Analyse Der letzte Castro nimmt jetzt seinen Hut
Mexiko-Stadt · Es sollte eigentlich noch einmal so sein, wie immer auf den Parteitagen. Die Rede des großen Vorsitzenden, gefolgt von stehendem, lang anhaltendem Applaus. Dieses Mal würden die Ovationen sogar noch länger dauern.
Denn am Freitag vermutlich, zu Beginn des VIII. Parteitags der Kommunistischen Partei Kubas, wird Raúl Castro als Erster Sekretär des Zentralkomitees seine letzte Rede halten. Castro, der schon 2018 als Staatschef abdankte, nimmt nach zehn Jahren auch als Parteichef an diesem Wochenende seinen Hut. Mit 89 Jahren.
Aber vermutlich können die Delegierten nur virtuell klatschen. Denn es ist fraglich, ob der Kongress als Präsenzveranstaltung stattfindet. Kuba, das Corona bisher gut im Griff hatte, wird gerade von einer Welle von mehr als eintausend Neuansteckungen pro Tag getroffen.

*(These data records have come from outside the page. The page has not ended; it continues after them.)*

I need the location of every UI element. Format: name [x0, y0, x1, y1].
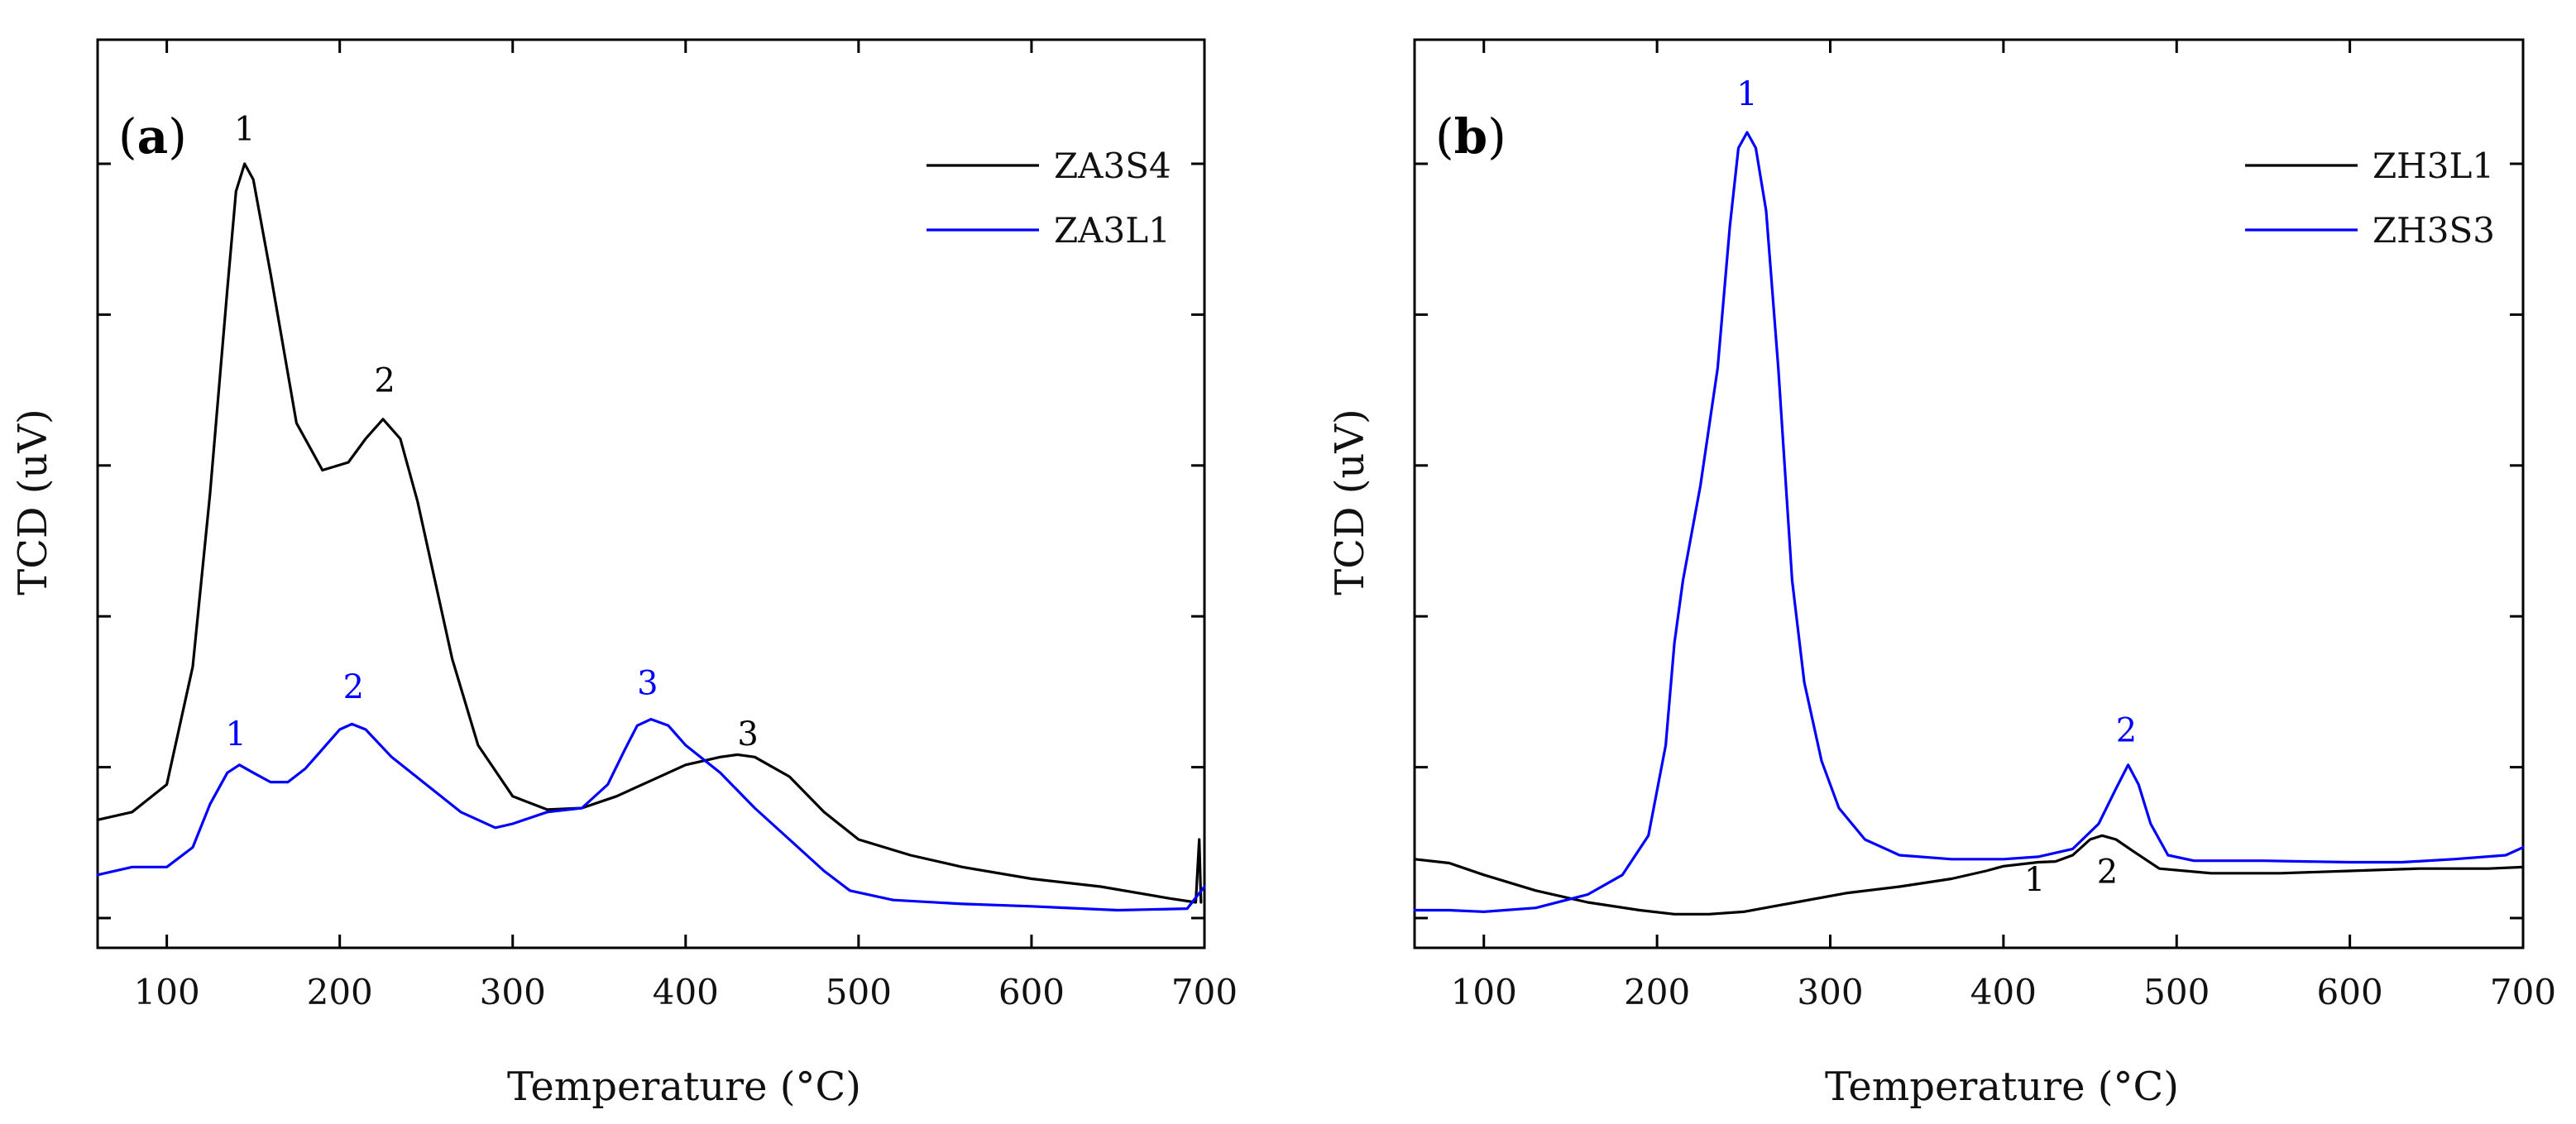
- series-line-ZH3S3: [1413, 131, 2525, 913]
- x-tick-label: 100: [134, 972, 200, 1012]
- x-tick-label: 600: [2317, 972, 2383, 1012]
- x-axis-title: Temperature (°C): [1825, 1064, 2179, 1110]
- panel-a: 100 200 300 400 500 600 700 Temperature (°C) TCD…: [10, 38, 1238, 1110]
- peak-label: 2: [2097, 853, 2118, 891]
- x-tick-label: 600: [998, 972, 1065, 1012]
- peak-label: 2: [374, 362, 395, 400]
- panel-b: 100 200 300 400 500 600 700 Temperature (°C) TCD…: [1327, 38, 2556, 1110]
- series-line-ZH3L1: [1413, 834, 2525, 916]
- x-tick-label: 500: [826, 972, 892, 1012]
- legend-label: ZH3S3: [2373, 210, 2495, 251]
- peak-label: 2: [343, 668, 364, 706]
- x-tick-label: 700: [1171, 972, 1238, 1012]
- y-axis-title: TCD (uV): [1327, 409, 1373, 595]
- y-axis-title: TCD (uV): [10, 409, 56, 595]
- panel-label: (b): [1435, 108, 1506, 165]
- x-tick-label: 300: [1797, 972, 1863, 1012]
- peak-label: 1: [1736, 75, 1757, 113]
- x-tick-label: 400: [653, 972, 719, 1012]
- series-line-ZA3S4: [96, 162, 1203, 904]
- x-tick-label: 200: [1624, 972, 1690, 1012]
- panel-label: (a): [118, 108, 187, 165]
- peak-label: 3: [637, 664, 658, 702]
- x-tick-label: 500: [2143, 972, 2210, 1012]
- x-tick-label: 300: [480, 972, 546, 1012]
- peak-label: 1: [234, 111, 255, 149]
- x-axis-title: Temperature (°C): [507, 1064, 861, 1110]
- legend-label: ZH3L1: [2373, 146, 2494, 186]
- x-tick-label: 100: [1451, 972, 1517, 1012]
- peak-label: 1: [2024, 861, 2045, 899]
- x-tick-label: 200: [307, 972, 373, 1012]
- peak-label: 3: [737, 715, 758, 753]
- legend-label: ZA3L1: [1054, 210, 1171, 251]
- peak-label: 2: [2116, 711, 2137, 749]
- plot-frame: [96, 38, 1206, 949]
- plot-frame: [1413, 38, 2525, 949]
- legend-label: ZA3S4: [1054, 146, 1171, 186]
- peak-label: 1: [226, 715, 247, 753]
- series-line-ZA3L1: [96, 718, 1206, 912]
- x-tick-label: 400: [1970, 972, 2037, 1012]
- x-tick-label: 700: [2490, 972, 2556, 1012]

Aber ob im Internet oder im Konferenzzentrum – dieser Parteitag wird historisch und einer der wichtigsten seit der Revolution von 1959. Und das nicht nur weil der letzte Castro geht und der Vorhang für die historische Generation fällt. Vielmehr muss die neue Führungsgeneration um Staatschef Miguel Díaz-Canel (60), der wohl auch Parteichef werden wird, dringend Lösungen für Gegenwart und Zukunft der Insel und ihr sozialistisches Projekt finden. Nie seit 1959 waren die Krise so tief .Die Corona-Pandemie und ihre wirtschaftlichen Folgen, die sogar die Ernährungssicherheit in Gefahr bringen, US-Sanktionen, die wegbrechende Bruderhilfe aus Venezuela, die Umsetzung der Währungsreform und die zarten, aber unübersehbaren sozialen Proteste, angeschoben durch oppositionelle Künstler, sind die drängendsten Probleme.
Es gehe darum, Kuba in die Moderne zu führen, sich endlich zur Marktwirtschaft zu bekennen und die vor Jahren eingeleiteten Reformen entschieden und schneller voranzutreiben als bisher, sagt Pavel Vidal, kubanischer Ökonom an der Javeriana-Universität im kolumbianischen Cali. „Die Inflation bei manchen Produkten beträgt seit der Währungsreform bis zu 500 Prozent, das Haushaltsdefizit liegt bei 20 Prozent des BIP, Kuba erlebt sein zweites Jahr in Rezession und das sechste mit fallenden Exporten“, zählt Vidal im Gespräch die Horrorbilanz auf. Nach jahrelangem Zögern hatte die Regierung am 1. Januar mit einem Vorlauf von nur wenigen Wochen die Währungsunion umgesetzt und nach einem Vierteljahrhundert den konvertiblen, an den Dollar gekoppelten Peso CUC abgeschafft. Es gilt nur noch der kubanische Peso CUP, der zum Wert von 1 zu 24 zum Dollar getauscht wird. Die Währungsreform stellt den umfassendsten Umbau der sozialistischen Wirtschaft seit der Revolution dar. Nahezu alle ideologischen Tabus wurden geopfert. Die meisten der unrentablen Staatsbetriebe, bei denen 70 Prozent der arbeitenden Kubaner angestellt sind, werden verschwinden, zudem Subventionen und Lebensmittelrationen perspektivisch abgeschafft.
Aber die Reform hat zu einem Preisschock, zu Hamsterkäufen, der Rationierung bestimmter Lebensmittel und vor allem stundenlangem Schlangestehen für praktisch jede Ware geführt, was für wachsenden Unmut in der Bevölkerung sorgt. Besser dran ist, wer Dollars hat. Aber auch Dollars sind ein knappes Gut, weil noch immer die Sanktionen in Kraft sind, die der frühere US-Präsident Donald Trump verhängt hat.
An der Corona-Front im Land gibt es immerhin einen Lichtblick. Die Insel steht Wissenschaftlern zufolge kurz vor der Produktionsreife zweier selbst entwickelter Vakzine. „Soberana 02“ und „Abdala“ befänden sich in der dritten und letzten klinischen Testphase und könnten noch in diesem Sommer zum Einsatz kommen. Dann wäre Kuba in der Lage, seine elf Millionen Einwohner mit einem eigenen Impfstoff zu schützen.